## Saturday, March 3, 2018

### Hating on Sir Ronald? My Two Cents

This week, poor Sir Ronald A. Fisher took it on the chin in cyberspace.  Daniel Laken's, for example, writes on Twitter:

"For some, to me, incomprehensible, reason, most people seem not educated well on Neyman-Pearson statistics, and still use the ridiculous Fisherian interpretation of p-values"  (3/1)

And Uli Schimmack wrote on Facebook:

"the value of this article is to realize that Fisher was an egomaniac who hated it that Neyman improved on his work by adding type-II errors and power. So, he rejected this very sensible improvement with the consequence that many social scientists never learned about power and why it is important to conduct powerful studies.   Fisher -> Bem -> Train Wreck." (2/22)

So, I thought I would give poor Sir Ronald some love.  Rather than dig up quotes claiming poor Sir Ronald was misunderstood, let me see if I can provide a common sense example of why Fisher's view of the p-value remains intuitive and helpful, at least to the degree that a p-value can be intuitive and helpful.

Here is the setup.  Suppose two researchers, Researcher A and Researcher B, are running experiments each, and fortuitously each used the same alpha, had the same sample size, and did the same pre-experimental power calculation.  Both get p-values below their alpha's, which also happen to be the same, say .01.  Now, each rejects the null with the N-P safety net that had they each done their experiment over and over and over again, if the null were true, they would only make this rejection for 1% of the experiments.

Fine.  Except Researcher A's p-value was  .0099 and Researcher B's p-value was .00000001.  So, my question is whether you think Researcher B is entitled to make a stronger inferential statement than Researcher A?  If you read two papers with these p-values, could you form a judgment about which is more likely to have documented a true effect?  As I understand the state of things, if you think so, then you are using a Fisherian interpretation of the p-value.

In Neymann-Pearson testing, one starts with a specification of what the alternative would be if an effect were present.  This alternative is a point, say an effect of .4.  Then we design an experiment to have a sample large enough to detect this alternative effect with some power level  while maintaining a Type I error rate of some set value, usually .05.  And then, with our power informing our sample size, we collect data.  When finished, we compute a p-value and compare it to our Type I error rate.  If the p-value is below, we are justified in rejecting the null, otherwise, we are not.

As an upshot of N-P testing, the p-value is interpretable only as much as it falls on one side or the other of alpha.  That is it.  It is either less than alpha or greater than it.  The actual value is not informative for inference because it does not affect the long-term error rates the researcher is seeking to preserve.  Both Researcher A and B are entitled to the same inferential statements---both reject the null at .01---and that is it.  There is no sense that Researcher B's p-value is stronger or more likely to generalize.
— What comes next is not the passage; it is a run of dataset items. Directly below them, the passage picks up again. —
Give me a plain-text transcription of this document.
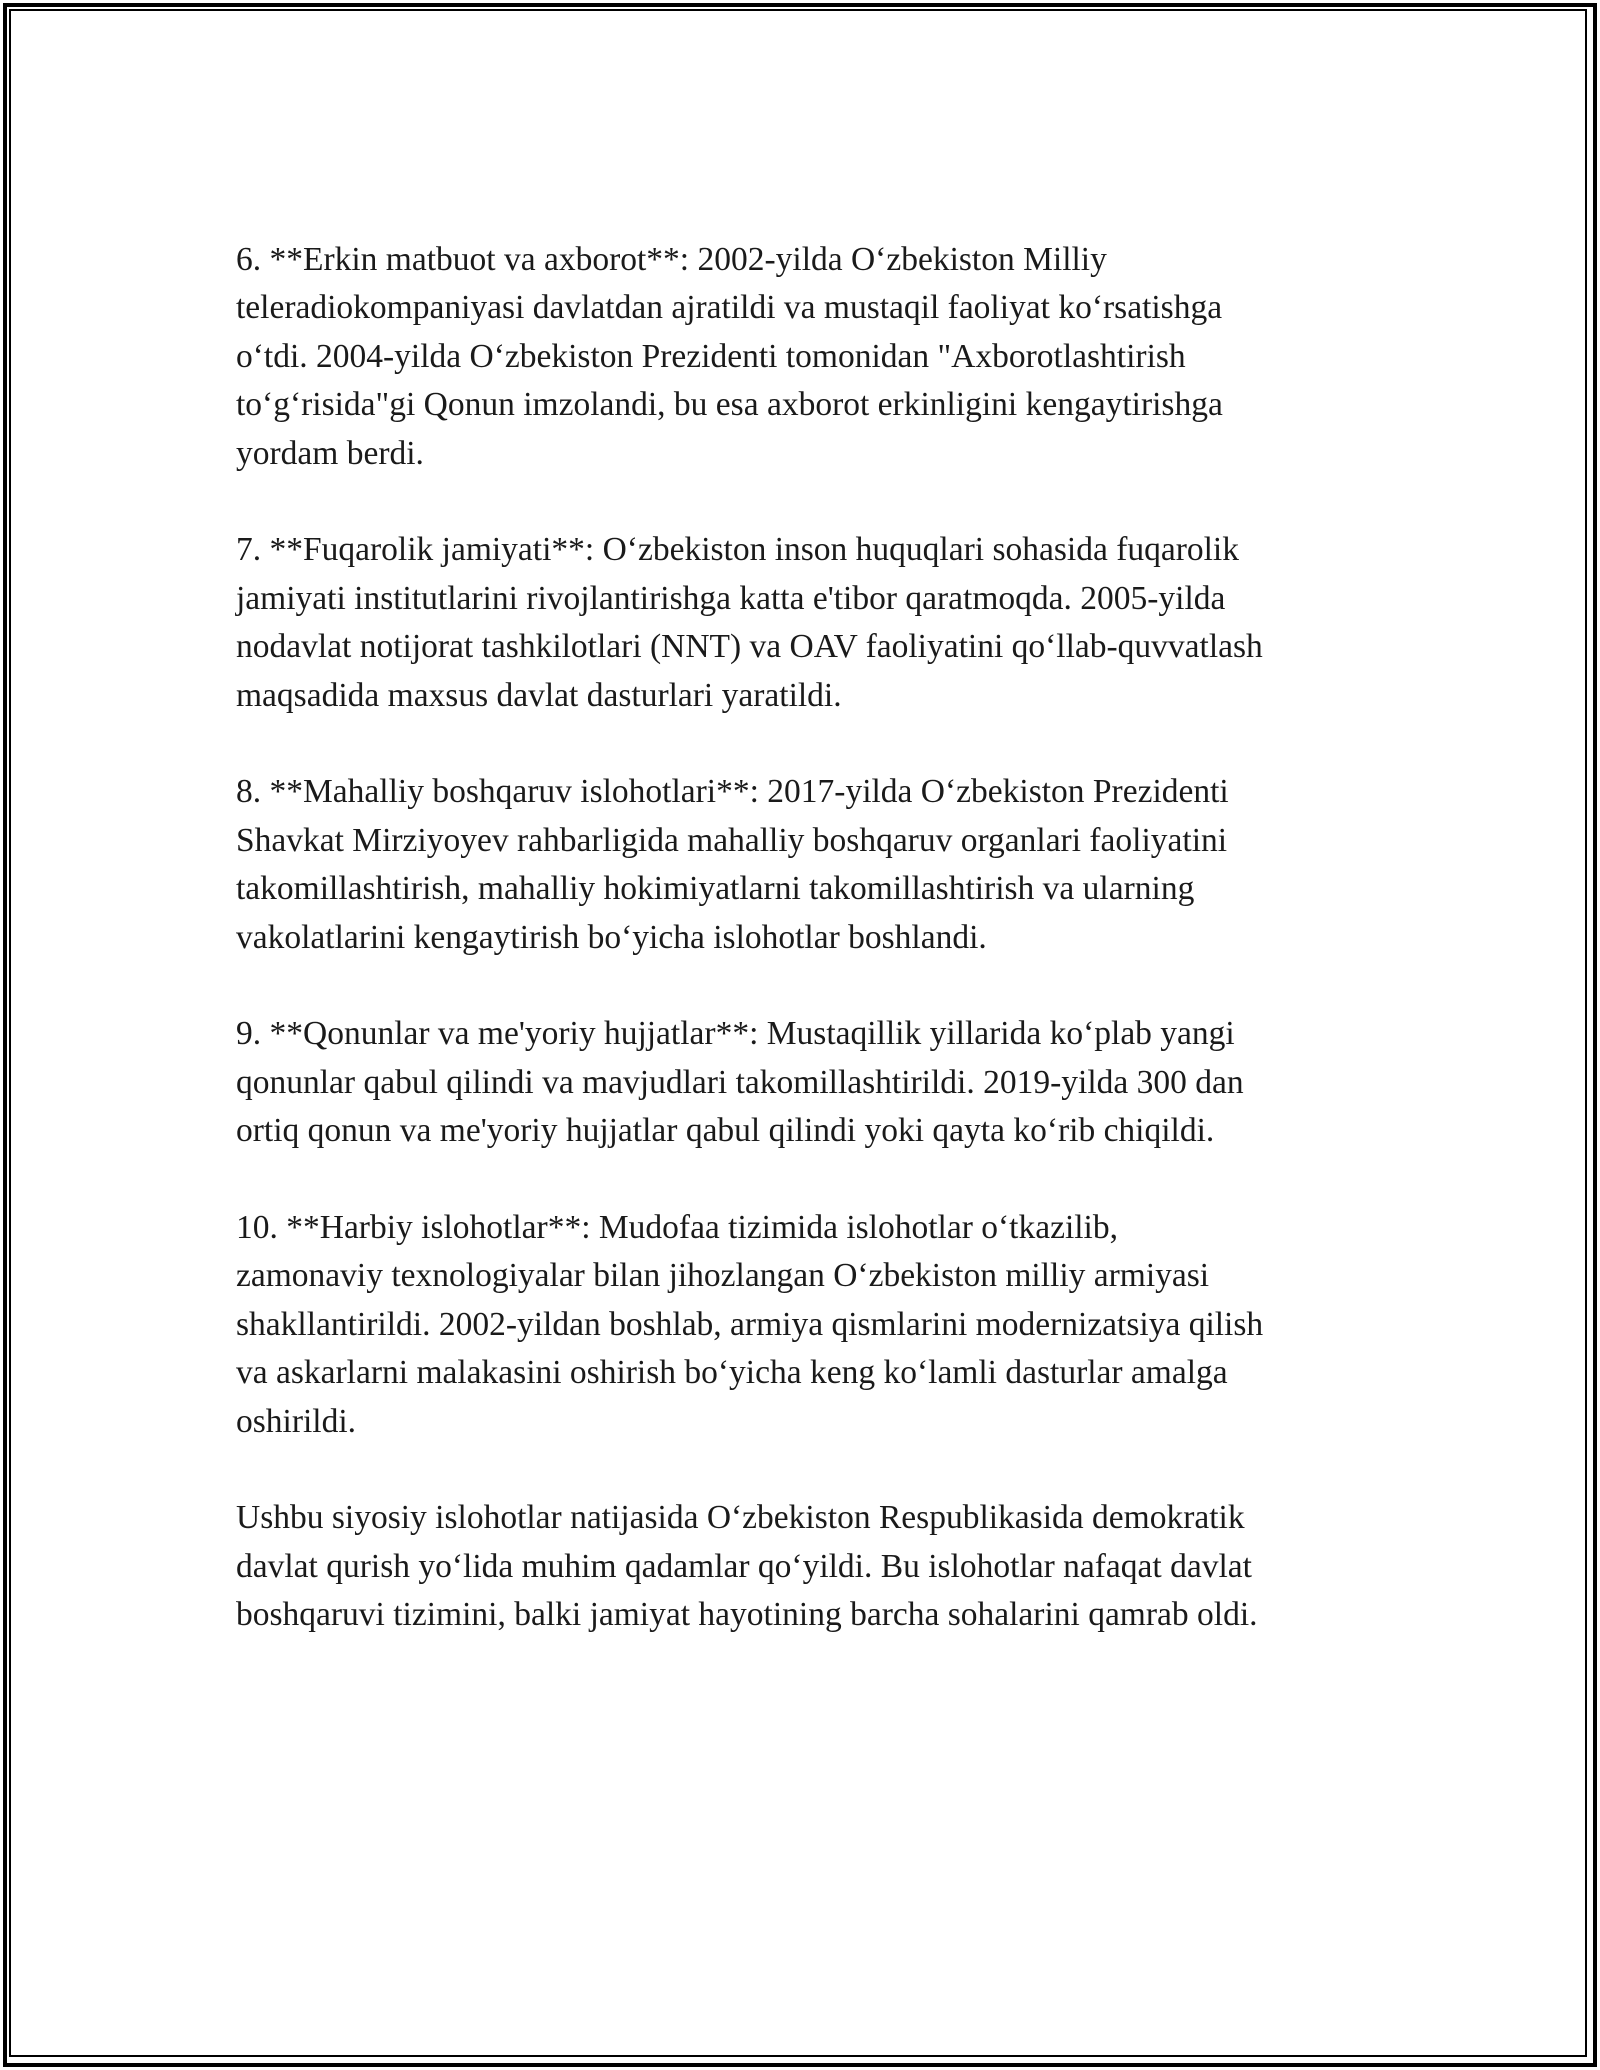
6. **Erkin matbuot va axborot**: 2002-yilda O‘zbekiston Milliy
teleradiokompaniyasi davlatdan ajratildi va mustaqil faoliyat ko‘rsatishga
o‘tdi. 2004-yilda O‘zbekiston Prezidenti tomonidan "Axborotlashtirish
to‘g‘risida"gi Qonun imzolandi, bu esa axborot erkinligini kengaytirishga
yordam berdi.

7. **Fuqarolik jamiyati**: O‘zbekiston inson huquqlari sohasida fuqarolik
jamiyati institutlarini rivojlantirishga katta e'tibor qaratmoqda. 2005-yilda
nodavlat notijorat tashkilotlari (NNT) va OAV faoliyatini qo‘llab-quvvatlash
maqsadida maxsus davlat dasturlari yaratildi.

8. **Mahalliy boshqaruv islohotlari**: 2017-yilda O‘zbekiston Prezidenti
Shavkat Mirziyoyev rahbarligida mahalliy boshqaruv organlari faoliyatini
takomillashtirish, mahalliy hokimiyatlarni takomillashtirish va ularning
vakolatlarini kengaytirish bo‘yicha islohotlar boshlandi.

9. **Qonunlar va me'yoriy hujjatlar**: Mustaqillik yillarida ko‘plab yangi
qonunlar qabul qilindi va mavjudlari takomillashtirildi. 2019-yilda 300 dan
ortiq qonun va me'yoriy hujjatlar qabul qilindi yoki qayta ko‘rib chiqildi.

10. **Harbiy islohotlar**: Mudofaa tizimida islohotlar o‘tkazilib,
zamonaviy texnologiyalar bilan jihozlangan O‘zbekiston milliy armiyasi
shakllantirildi. 2002-yildan boshlab, armiya qismlarini modernizatsiya qilish
va askarlarni malakasini oshirish bo‘yicha keng ko‘lamli dasturlar amalga
oshirildi.

Ushbu siyosiy islohotlar natijasida O‘zbekiston Respublikasida demokratik
davlat qurish yo‘lida muhim qadamlar qo‘yildi. Bu islohotlar nafaqat davlat
boshqaruvi tizimini, balki jamiyat hayotining barcha sohalarini qamrab oldi.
So, do you think Researcher B has a better case?  If so, you are straying from N-P testing.

The beauty of Fisher is that, accordingly, the p-value is the strength of evidence against the null.  Smaller p-values always correspond to more evidence.  The ordinal relation between any two p-values, whether one is less than the other, can always be interpreted.

My sense is that this property makes intuitive sense to researchers.  Researcher B's rejection probably generalizes better than Researcher A's rejection.  And if you think so, I think you should be singing the praises of Sir Ronald.

The main difference between Fisher and N-P is whether you can interpret the numerical values of p-values as statements about a specific experiment.  For Fisher, you could.  For N-P, you cannot.  N-P viewed alpha as statements about the procedure you were using, more specifically, about its average performance across a large collection of studies.  This difference are most transparent for confidence intervals, where the only reasonable interpretation is Neymann's procedural one (see Morey et al., 2016, paper here).

There are difficulties in the Fisherian interpretation---if one states evidence against the null, what is one stating evidence for?  Fisher understood that p-values overstate the evidence against the null which is why he pursued fiducial probability (see here for an entree into fiducial probability).

From my humble POV, Bayes gives us everything we want.  It is far less assumptive than specifying points used for computing power.  And we can interpret the evidence in data without recourse to a sequence of infinitely many expeirments.  And we interpret it far more fully than the straight-jacket dichotomy of "in the rejection region" or "not in the rejection region."